Queste eccezioni vengono avanzate se si ravvisano gli estremi per poter fare: eccepire la carenza di legittimazione, giusto per farlo (es. in giudizio di opposizione a decreto ingiuntivo ex art. 63 disp. att. c.c.), non ha senso ed è indice di impreparazione o, forse peggio, di azione dilatoria.
In un’articolata causa risolta dalla Corte di Cassazione con al sentenza n. 26849 del 29 novembre 2013, s’è nuovamente affrontato il tema della legittimazione attiva dell’amministratore di condominio in relazione al concetto di atti conservativi: per quali motivi l’amministratore può far causa ad un condomino (o ad un terzo) al fine di conservare lo stato di fatto e di diritto dell’immobile da egli gestito.
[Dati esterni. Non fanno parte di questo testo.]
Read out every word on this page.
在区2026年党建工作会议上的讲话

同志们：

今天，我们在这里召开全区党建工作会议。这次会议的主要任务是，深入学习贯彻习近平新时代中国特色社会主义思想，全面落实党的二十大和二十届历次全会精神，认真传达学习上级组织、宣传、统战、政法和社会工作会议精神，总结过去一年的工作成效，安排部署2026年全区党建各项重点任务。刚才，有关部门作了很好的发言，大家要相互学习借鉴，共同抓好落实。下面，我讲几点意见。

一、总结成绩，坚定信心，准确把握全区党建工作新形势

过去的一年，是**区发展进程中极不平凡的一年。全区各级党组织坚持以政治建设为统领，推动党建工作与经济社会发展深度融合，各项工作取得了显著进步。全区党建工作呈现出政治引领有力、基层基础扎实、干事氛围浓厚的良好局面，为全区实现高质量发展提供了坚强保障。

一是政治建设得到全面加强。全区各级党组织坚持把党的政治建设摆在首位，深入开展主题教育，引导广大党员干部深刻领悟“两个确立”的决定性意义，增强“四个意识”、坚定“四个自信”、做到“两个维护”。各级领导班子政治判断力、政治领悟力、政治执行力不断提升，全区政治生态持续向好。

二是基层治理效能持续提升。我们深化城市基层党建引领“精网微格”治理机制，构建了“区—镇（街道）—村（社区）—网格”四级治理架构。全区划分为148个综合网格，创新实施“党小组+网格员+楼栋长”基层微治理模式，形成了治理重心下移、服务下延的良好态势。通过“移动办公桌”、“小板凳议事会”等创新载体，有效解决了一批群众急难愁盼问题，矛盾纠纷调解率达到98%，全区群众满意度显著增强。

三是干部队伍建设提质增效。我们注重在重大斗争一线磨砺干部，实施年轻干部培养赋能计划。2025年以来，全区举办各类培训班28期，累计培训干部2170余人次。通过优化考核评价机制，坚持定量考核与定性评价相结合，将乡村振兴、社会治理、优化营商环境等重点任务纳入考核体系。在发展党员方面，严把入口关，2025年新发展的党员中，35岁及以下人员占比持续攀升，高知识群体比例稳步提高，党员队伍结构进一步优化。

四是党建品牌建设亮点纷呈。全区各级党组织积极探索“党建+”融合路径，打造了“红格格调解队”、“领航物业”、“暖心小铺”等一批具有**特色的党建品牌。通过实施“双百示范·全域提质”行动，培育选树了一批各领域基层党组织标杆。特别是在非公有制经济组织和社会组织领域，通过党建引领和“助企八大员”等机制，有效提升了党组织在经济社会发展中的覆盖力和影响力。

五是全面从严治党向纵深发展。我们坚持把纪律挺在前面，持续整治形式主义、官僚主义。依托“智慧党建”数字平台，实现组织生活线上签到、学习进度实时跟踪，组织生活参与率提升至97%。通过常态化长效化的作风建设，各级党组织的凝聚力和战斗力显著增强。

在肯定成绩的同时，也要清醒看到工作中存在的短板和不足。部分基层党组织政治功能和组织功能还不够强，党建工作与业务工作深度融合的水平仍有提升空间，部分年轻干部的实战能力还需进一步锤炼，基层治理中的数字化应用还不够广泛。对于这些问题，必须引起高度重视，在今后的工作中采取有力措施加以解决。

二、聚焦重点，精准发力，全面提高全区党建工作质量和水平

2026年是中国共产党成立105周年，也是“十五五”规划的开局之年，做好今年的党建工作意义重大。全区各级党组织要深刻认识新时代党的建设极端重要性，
La Corte, nella pronuncia in esame, ha precisato che il riferimento agli artt. 1130 n. 4 e 1131 c.c. riguarda quelli in vigore prima dell’entrata in vigore della riforma del condominio (le vecchie norme si applicano a tutte le cause iniziate prime del 18 giugno 2013).
Ai fini pratici, c’è da dire, cambia poco: sul punto le norme sono sostanzialmente invariate.
Nel caso di specie l’amministratore richiedeva la rimozione di una veranda, installata su un balcone, che rovinava l’estetica dell’edificio oltre che la rimozione di alcuni beni da uno scantinato condominiale e di un motore frigorifero da una parte comune.
Le controparti del condominio, fin dal primo grado, chiedevano venisse accertata la carenza di legittimazione attiva dell’amministratore in quanto lo stesso aveva agito senza mandato assembleare. Nel grado di appello si vendevano data ragione in relazione a quelle riguardanti lo scantinato.
La Corte di Cassazione, che ha posto la parola fine alla contesta, ha ritenuto queste doglianze infondate e, come si dice in gergo, cassato con rinvio la sentenza per le parti ritenute illegittime.
Non è stato così per le vetrate. In particolare – si legge in sentenza – con riguardo alla suddetta azione relativa alle vetrine, è stato affermato (cfr. Cass. n. 9378 del 1997; Cass. n. 24391 del 2008 e, da ultimo, Cass. n. 14626 del 2010) che, ai sensi degli artt. 1130, primo comma, n. 4), e 1131 c.c. (“ratione temporis” applicabili, nella versione antecedente alla novellazione intervenuta per effetto della legge 11 dicembre 2012, n. 220), l’amministratore del condominio è legittimato, senza necessità di una specifica deliberazione assembleare, ad instaurare un giudizio per la rimozione di aperture abusive eseguite, sulla facciata dello stabile condominiale, da taluni condomini, in quanto tale atto, essendo diretto a conservare il decoro architettonico dell’edificio contro ogni alterazione dell’estetica dello stesso, è finalizzato alla conservazione dei diritti inerenti alle parti comuni dell’edificio“.
È importante notare che, in alcune situazioni, l’amministratore necessita di una delibera assembleare valida per agire in giudizio, soprattutto quando l’azione non ha una mera finalità conservativa ma implica questioni più complesse o che esulano dalle sue attribuzioni ordinarie.
In sintesi, la legittimazione attiva dell’amministratore di condominio è riconosciuta per le azioni volte alla conservazione e tutela delle parti comuni dell’edificio, mentre per altre tipologie di azioni, specialmente quelle riguardanti le proprietà esclusive dei singoli condomini, è necessaria una specifica autorizzazione assembleare o un mandato da parte dei proprietari interessati.